Graduate Courses

LIS 560: Collection Management

Information Resource Development. Principles of identifying, selecting, acquiring, managing, and evaluating information resources for libraries, information centers, and other information-based settings.

LIS 559: Marketing of Library and Information Services to Communities

Since the 1990s, the concept of marketing as applied to library environments has been misunderstood. Instead of just public relations or advertising, marketing is the process of communicating with customers and potential customers to determine needs, to design services to meet them, to inform the community about services, and to evaluate them so that they can be improved. This course will look at the marketing cycle as it may be applied to a variety of library environments.

LIS 558: Social Justice in Information Services

This course explores the ways in which groups of persons may be knowers and what information rights this knowledge might give them, within groups defined by their ethnic or cultural origin, e.g., indigenous peoples, ethnic and racial groups. In addition, libraries and other information services can be designed so as to foster the development and preservation of group knowledge and respect for group information rights.

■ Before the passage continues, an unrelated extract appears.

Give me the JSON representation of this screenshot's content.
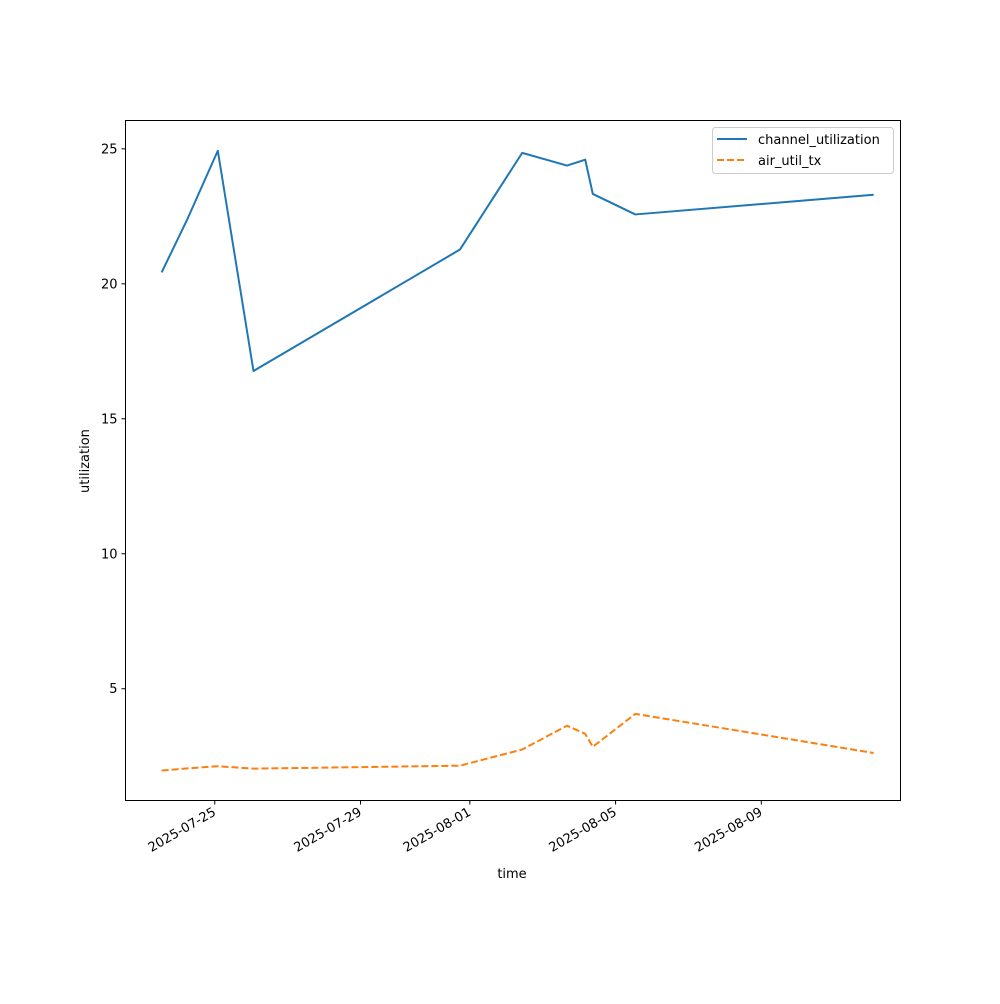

LIS 557: Documenting Diverse Cultures and Communities

Addresses themes associated with the production of information artifacts and issues in documenting cultural diversity across the American culture landscape. The practices of collection and documenting cultures and communities will be explored in relation to the mission of libraries, archives, historical societies and other cultural heritage institutions concerned with the acquisition of information in books, journals and other textual materials, and in sound and visual documents.

LIS 550: Information Environments from Non-Dominant Perspectives

Explores the interconnectedness of information forms and environments (libraries, museums, archives, electronic, mass media, etc.) from different theoretical and cultural perspectives. Contrasts each with Native American and Hispanic experiences in information and library settings.

LIS 541: Preservation

Provides an introduction to the preservation of library materials, including an overview of physical and chemical deterioration in various forms of media, and exploration of the body of knowledge related to ameliorating these problems.

LIS 540: Introduction to Archives

Provides an introduction to the archival profession with focus on theory and practice in the areas of appraisal and acquisition, arrangement and description, reference, preservation, exhibitions, outreach, and electronic resource development.

LIS 532: Information Intermediation

Designed for information professionals who intermediate between information seekers at all levels and information resources in all forms including texts, images, audio, and data. Course material and assignments focus on intermediating services such as interviewing; online searching of catalogs, indexes, and open-access repositories; instruction; and reference collection curation.

LIS 530: Cataloging and Metadata Management

Study of the principles and practices of descriptive cataloging for bibliographic and authority control, and resource discovery. AACR2R, RDA, MARC, Dublin Core, OAI-PMH, and selected specialized metadata schemes for all forms and formats of materials are covered.

LIS 523: Early Childhood and Public Libraries

Examines the full range of abilities needed for working with preschoolers and their families and caregivers in today's public libraries. Provides theory, practice, and a framework for thinking about early childhood development and literacy.